- Folha de S. Paulo
Vai ter vacina para o mundo inteiro, com
pobres no fim da fila e isolados
Nesta semana, a cada dia cerca de 30
milhões de pessoas receberam uma dose de vacina contra a Covid, no mundo
inteiro. Em abril, foram produzidos mais de 42 milhões de doses por dia. Em
maio, a capacidade de produção deverá ter sido de mais de 72 milhões de doses
por dia, na média.
A projeção para
maio é de Simon Evenett e de Matt Linley, que trabalham para a Airfinity.
Trata-se de uma companhia de projeções, previsões e consultoria de
desenvolvimentos científicos e tecnológicos na área de biotecnologia, baseada
em Londres. Dão chutes informados, como se faz em qualquer projeção. Mas, em
abril, erraram por apenas 10%.
Evenett e Linley estimam que, até o final
do ano, será possível produzir 11,14 bilhões de doses. Nas contas deles, seriam
necessários 10,82 bilhões de doses para vacinar 75% da população mundial com 5
anos de idade ou mais. Com tantas doses, na verdade, daria para vacinar a
população adulta do mundo inteiro. Até agora, cerca de 1,74 bilhão de pessoas
tomaram ao menos uma dose.
Obviamente, como sabemos na própria pele, faltam vacinas, o que, claro, provoca mais mortes. Mas o problema não para aí. Em ambientes de vacinação lenta e grande circulação do vírus, há o grande risco de que se desenvolvam variantes resistentes às vacinas conhecidas. É o caso do Brasil.
A média brasileira de mortes é de 10 por
milhão de habitantes, nos últimos sete dias, maior que a da América do Sul
(9,3), o subcontinente ainda mais devastado. Na União Europeia, a taxa de
mortes está em 2,8, nos Estados Unidos em 1,9. Na Índia, está em 3, pelos dados
oficiais, em que ninguém acredita.
De qualquer modo, a situação brasileira é
péssima. Como se nota, há um grande risco de que ocorra uma nova rodada
de piora, um repique, com o que subiremos mais um degrau do
morticínio. A epidemia jamais foi controlada por aqui. Apenas conseguimos
diminuir a lotação das UTIs. No mais, a cada rodada e repique vamos para um
nível mais alto de contaminação e morte.
Isto posto, voltemos às vacinas: deve haver
vacinas para todo mundo, talvez até o final do ano, ao menos na projeção da
Airfinity. Pelo cronograma oficial do governo brasileiro, haveria vacinas
disponíveis para vacinar toda a população adulta até o final de setembro (mas a
vacinação na prática estaria completa lá por dezembro). Quase tão ruim quanto o
atraso é a falta de planejamento e convencimento do que fazer até lá.
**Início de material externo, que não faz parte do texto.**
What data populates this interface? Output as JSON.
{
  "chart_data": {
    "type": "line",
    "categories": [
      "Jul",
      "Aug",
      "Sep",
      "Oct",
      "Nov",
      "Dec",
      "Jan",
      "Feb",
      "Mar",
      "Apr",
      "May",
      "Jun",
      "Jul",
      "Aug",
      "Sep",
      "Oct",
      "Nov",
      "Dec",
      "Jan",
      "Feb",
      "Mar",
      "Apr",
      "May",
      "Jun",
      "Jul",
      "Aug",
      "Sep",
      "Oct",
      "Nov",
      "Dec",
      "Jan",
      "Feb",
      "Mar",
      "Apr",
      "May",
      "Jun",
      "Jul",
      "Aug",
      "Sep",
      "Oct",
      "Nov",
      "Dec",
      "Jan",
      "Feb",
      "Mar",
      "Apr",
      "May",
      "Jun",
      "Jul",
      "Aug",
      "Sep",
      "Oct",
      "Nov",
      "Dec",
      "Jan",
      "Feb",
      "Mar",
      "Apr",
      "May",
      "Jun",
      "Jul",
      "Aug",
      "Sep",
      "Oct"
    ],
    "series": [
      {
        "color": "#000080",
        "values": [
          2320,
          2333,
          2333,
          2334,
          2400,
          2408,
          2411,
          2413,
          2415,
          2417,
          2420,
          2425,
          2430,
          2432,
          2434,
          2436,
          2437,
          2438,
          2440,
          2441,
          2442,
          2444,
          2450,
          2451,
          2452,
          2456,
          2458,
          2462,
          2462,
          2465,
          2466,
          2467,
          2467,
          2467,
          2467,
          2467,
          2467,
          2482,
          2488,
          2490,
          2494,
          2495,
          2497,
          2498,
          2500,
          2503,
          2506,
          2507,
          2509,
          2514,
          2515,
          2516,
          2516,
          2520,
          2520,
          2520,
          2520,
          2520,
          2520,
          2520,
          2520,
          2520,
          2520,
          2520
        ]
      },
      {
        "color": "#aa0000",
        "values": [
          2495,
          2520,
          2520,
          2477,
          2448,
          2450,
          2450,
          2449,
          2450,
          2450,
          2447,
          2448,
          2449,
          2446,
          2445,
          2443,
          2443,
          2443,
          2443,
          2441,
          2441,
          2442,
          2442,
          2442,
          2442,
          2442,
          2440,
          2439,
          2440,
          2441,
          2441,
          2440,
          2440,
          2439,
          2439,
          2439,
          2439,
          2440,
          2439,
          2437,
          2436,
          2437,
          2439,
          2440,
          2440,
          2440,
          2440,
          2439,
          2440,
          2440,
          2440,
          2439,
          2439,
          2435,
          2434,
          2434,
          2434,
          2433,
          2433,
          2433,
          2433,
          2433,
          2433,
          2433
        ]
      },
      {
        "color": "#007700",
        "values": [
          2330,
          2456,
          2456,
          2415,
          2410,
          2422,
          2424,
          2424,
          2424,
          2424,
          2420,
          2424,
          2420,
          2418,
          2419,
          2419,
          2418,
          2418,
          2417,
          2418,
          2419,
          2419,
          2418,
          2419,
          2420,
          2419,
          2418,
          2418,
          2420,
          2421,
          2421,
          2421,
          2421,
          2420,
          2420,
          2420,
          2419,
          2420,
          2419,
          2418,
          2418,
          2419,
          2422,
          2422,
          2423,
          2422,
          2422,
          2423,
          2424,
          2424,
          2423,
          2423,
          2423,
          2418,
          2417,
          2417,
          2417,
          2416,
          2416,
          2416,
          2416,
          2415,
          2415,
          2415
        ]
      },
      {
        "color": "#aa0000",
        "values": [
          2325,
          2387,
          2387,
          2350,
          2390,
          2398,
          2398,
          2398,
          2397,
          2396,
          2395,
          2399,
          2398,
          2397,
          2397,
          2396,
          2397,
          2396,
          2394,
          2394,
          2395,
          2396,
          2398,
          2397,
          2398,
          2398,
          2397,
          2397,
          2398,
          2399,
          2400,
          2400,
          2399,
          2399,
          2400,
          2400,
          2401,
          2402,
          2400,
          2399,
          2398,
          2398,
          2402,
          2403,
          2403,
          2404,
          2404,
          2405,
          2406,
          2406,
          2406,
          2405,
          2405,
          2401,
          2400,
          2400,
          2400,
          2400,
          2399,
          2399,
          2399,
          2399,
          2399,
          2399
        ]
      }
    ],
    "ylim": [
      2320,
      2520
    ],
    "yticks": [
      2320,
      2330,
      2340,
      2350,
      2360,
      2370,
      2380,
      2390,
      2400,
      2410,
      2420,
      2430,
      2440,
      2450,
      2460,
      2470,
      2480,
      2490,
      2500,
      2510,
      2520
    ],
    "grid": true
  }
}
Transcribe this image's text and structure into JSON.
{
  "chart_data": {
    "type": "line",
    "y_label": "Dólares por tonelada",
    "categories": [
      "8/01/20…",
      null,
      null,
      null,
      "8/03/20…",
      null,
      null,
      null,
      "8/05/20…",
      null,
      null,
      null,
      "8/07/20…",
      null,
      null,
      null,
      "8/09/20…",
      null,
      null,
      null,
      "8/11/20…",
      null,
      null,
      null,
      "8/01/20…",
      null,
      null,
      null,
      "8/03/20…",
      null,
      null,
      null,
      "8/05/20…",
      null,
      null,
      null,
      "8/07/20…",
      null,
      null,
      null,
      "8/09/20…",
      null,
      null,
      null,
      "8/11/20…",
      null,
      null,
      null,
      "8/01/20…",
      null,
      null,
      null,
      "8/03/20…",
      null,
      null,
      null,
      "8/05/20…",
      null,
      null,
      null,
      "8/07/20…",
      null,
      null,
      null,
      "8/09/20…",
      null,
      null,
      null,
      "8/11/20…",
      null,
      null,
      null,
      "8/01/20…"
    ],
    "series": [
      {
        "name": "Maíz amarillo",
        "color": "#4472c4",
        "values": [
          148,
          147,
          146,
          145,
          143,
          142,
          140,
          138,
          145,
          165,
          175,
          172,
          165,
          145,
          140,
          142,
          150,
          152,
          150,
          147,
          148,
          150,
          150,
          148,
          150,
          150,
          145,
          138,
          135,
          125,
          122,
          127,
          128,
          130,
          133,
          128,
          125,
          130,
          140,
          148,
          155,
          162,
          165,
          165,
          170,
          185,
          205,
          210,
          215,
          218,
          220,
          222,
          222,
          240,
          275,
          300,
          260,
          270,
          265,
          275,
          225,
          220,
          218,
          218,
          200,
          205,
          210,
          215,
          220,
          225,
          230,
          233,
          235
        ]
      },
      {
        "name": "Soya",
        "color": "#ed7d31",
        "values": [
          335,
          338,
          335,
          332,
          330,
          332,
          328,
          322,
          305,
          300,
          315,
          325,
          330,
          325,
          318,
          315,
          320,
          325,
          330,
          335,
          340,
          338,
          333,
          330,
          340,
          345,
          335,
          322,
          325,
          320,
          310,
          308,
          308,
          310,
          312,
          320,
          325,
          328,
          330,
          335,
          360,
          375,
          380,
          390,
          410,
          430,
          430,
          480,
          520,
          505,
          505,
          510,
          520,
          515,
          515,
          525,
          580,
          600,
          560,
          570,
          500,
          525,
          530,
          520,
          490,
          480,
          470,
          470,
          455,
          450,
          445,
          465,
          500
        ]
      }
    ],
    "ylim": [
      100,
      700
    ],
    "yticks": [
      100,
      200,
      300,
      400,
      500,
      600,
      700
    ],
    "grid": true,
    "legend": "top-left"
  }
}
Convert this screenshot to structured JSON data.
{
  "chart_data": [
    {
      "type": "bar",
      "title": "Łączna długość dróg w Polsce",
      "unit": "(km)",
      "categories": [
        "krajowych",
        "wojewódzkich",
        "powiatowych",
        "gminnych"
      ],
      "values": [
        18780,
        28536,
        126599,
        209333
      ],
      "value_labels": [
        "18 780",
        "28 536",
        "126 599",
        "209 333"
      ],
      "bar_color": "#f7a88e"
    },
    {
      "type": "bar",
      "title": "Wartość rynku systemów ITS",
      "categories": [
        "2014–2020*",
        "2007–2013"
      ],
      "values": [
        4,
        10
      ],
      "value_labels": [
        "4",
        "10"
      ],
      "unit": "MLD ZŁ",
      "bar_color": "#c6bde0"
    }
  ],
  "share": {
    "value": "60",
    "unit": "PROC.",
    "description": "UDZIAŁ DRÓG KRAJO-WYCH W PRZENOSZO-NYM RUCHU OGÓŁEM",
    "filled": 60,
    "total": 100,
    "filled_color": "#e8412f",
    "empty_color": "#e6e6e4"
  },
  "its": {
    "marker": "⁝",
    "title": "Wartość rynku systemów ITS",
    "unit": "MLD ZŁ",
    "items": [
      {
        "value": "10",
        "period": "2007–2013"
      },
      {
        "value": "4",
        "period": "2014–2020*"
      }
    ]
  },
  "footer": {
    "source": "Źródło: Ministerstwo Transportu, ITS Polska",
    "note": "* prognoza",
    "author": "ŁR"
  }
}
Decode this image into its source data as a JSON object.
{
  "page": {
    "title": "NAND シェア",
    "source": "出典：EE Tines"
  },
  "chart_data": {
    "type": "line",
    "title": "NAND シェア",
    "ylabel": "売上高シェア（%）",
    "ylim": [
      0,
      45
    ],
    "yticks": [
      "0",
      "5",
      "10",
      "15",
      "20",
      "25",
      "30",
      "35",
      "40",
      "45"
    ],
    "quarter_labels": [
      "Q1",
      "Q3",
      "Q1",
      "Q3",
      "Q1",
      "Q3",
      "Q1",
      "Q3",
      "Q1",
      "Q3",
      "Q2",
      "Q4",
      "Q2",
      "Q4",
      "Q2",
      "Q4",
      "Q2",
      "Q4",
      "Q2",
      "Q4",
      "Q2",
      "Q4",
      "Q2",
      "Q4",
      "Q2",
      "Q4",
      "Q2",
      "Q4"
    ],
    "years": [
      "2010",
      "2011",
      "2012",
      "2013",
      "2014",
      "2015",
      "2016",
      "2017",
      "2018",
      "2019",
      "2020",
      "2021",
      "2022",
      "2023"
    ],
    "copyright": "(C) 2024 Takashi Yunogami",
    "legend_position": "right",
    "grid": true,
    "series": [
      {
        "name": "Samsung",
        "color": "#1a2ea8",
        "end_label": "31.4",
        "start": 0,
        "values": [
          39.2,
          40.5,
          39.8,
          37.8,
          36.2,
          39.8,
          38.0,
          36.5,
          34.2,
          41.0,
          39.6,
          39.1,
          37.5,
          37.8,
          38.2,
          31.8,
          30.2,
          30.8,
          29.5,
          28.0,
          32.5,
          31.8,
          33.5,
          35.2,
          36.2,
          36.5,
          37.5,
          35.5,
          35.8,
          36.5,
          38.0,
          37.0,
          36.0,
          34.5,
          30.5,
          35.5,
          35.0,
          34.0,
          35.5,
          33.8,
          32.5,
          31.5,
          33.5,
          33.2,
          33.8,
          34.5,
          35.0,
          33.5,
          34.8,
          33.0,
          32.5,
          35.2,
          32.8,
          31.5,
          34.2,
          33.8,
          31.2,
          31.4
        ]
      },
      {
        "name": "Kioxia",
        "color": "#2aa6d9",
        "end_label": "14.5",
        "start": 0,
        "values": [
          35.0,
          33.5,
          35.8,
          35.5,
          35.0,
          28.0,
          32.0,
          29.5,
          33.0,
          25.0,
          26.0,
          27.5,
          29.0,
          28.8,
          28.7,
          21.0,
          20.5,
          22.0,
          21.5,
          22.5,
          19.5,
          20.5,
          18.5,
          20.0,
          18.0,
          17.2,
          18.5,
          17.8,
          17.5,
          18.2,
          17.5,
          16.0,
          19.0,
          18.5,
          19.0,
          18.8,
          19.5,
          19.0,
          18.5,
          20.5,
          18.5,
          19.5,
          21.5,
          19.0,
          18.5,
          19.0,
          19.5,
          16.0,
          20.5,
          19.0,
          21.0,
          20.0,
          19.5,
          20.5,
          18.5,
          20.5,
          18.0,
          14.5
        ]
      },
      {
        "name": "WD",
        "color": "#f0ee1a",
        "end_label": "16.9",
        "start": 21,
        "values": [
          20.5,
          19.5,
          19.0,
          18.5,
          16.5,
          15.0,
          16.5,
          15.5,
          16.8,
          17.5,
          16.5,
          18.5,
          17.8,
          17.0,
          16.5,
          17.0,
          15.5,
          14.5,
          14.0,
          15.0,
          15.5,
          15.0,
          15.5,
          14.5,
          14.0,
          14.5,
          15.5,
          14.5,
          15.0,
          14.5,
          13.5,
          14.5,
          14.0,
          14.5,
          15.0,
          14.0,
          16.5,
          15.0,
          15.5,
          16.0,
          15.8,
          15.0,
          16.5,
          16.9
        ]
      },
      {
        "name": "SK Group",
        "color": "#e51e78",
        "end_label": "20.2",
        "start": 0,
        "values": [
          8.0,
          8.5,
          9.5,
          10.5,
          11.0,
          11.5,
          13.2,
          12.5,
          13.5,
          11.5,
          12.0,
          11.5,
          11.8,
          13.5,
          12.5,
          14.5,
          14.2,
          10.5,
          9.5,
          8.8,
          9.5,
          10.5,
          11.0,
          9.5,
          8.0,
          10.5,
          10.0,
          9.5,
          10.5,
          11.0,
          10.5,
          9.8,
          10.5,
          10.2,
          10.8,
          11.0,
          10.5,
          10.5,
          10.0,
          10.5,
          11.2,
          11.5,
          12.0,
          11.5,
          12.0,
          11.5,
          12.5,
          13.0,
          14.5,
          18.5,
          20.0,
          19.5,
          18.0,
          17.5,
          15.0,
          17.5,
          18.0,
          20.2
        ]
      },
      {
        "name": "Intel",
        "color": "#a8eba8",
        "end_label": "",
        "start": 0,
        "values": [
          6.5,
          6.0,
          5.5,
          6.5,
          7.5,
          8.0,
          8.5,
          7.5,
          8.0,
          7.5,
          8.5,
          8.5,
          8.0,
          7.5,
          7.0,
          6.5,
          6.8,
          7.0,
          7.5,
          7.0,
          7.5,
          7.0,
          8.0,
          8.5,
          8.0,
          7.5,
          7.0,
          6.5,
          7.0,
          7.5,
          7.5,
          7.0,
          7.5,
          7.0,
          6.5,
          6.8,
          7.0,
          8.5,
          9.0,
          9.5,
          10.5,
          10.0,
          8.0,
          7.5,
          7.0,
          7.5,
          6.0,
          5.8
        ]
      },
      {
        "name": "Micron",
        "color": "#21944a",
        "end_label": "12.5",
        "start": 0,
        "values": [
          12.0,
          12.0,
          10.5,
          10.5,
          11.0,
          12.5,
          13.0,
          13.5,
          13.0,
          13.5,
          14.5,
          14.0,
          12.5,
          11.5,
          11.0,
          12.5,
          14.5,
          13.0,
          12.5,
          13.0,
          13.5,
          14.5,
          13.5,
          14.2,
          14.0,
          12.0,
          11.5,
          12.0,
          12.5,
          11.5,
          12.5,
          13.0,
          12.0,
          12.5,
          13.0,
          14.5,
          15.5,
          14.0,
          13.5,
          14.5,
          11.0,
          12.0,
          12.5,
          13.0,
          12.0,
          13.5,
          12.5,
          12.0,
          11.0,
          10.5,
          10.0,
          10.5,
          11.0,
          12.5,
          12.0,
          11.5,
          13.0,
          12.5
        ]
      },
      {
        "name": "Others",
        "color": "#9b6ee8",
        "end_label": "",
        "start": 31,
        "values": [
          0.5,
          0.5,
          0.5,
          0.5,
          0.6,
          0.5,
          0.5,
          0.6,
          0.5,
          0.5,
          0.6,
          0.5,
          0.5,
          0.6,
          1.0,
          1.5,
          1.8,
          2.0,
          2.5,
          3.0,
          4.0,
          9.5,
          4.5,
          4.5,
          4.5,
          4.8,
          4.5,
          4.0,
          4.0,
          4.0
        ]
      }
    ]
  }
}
Sem cuidado, vamos morrer ainda aos montes
e corremos o risco de inventarmos um bicho que drible a vacina. O mundo rico
vai se vacinar antes, claro, mesmo com a grande e inacreditável
lerdeza da União Europeia. Mas não estarão imunes a novas invasões bárbaras do
vírus do resto do mundo.
Até agora, 36% das pessoas na União
Europeia tomaram ao menos uma dose. Nos Estados Unidos, mais de 50%. Na Ásia,
menos de 6%. Na América do Sul, 17%. Na África, 1,7%.
O que vão fazer os países ricos? Fechar
fronteiras para países contaminados. Por ora, há apenas conversas iniciais para
que se invente um esquema para acelerar a imunização do Pobristão, o resto do
mundo. Mesmo que a ajuda chegue,
vai demorar. No nosso caso, não teremos ajuda e vamos chegar tarde à vacinação
completa.
Resumo da ópera: 1) não temos esquema para
conter o morticínio antes da vacinação; 2) dada essa circulação do vírus,
podemos criar variante nova ou piorar variantes importadas; 3) a vacinação aqui
progride, mas atrasada; 4) seremos, pois, um país contaminado, repelente,
provavelmente com portas fechadas no centro do mundo.
Por causa da doença e por causa do governo repulsivo.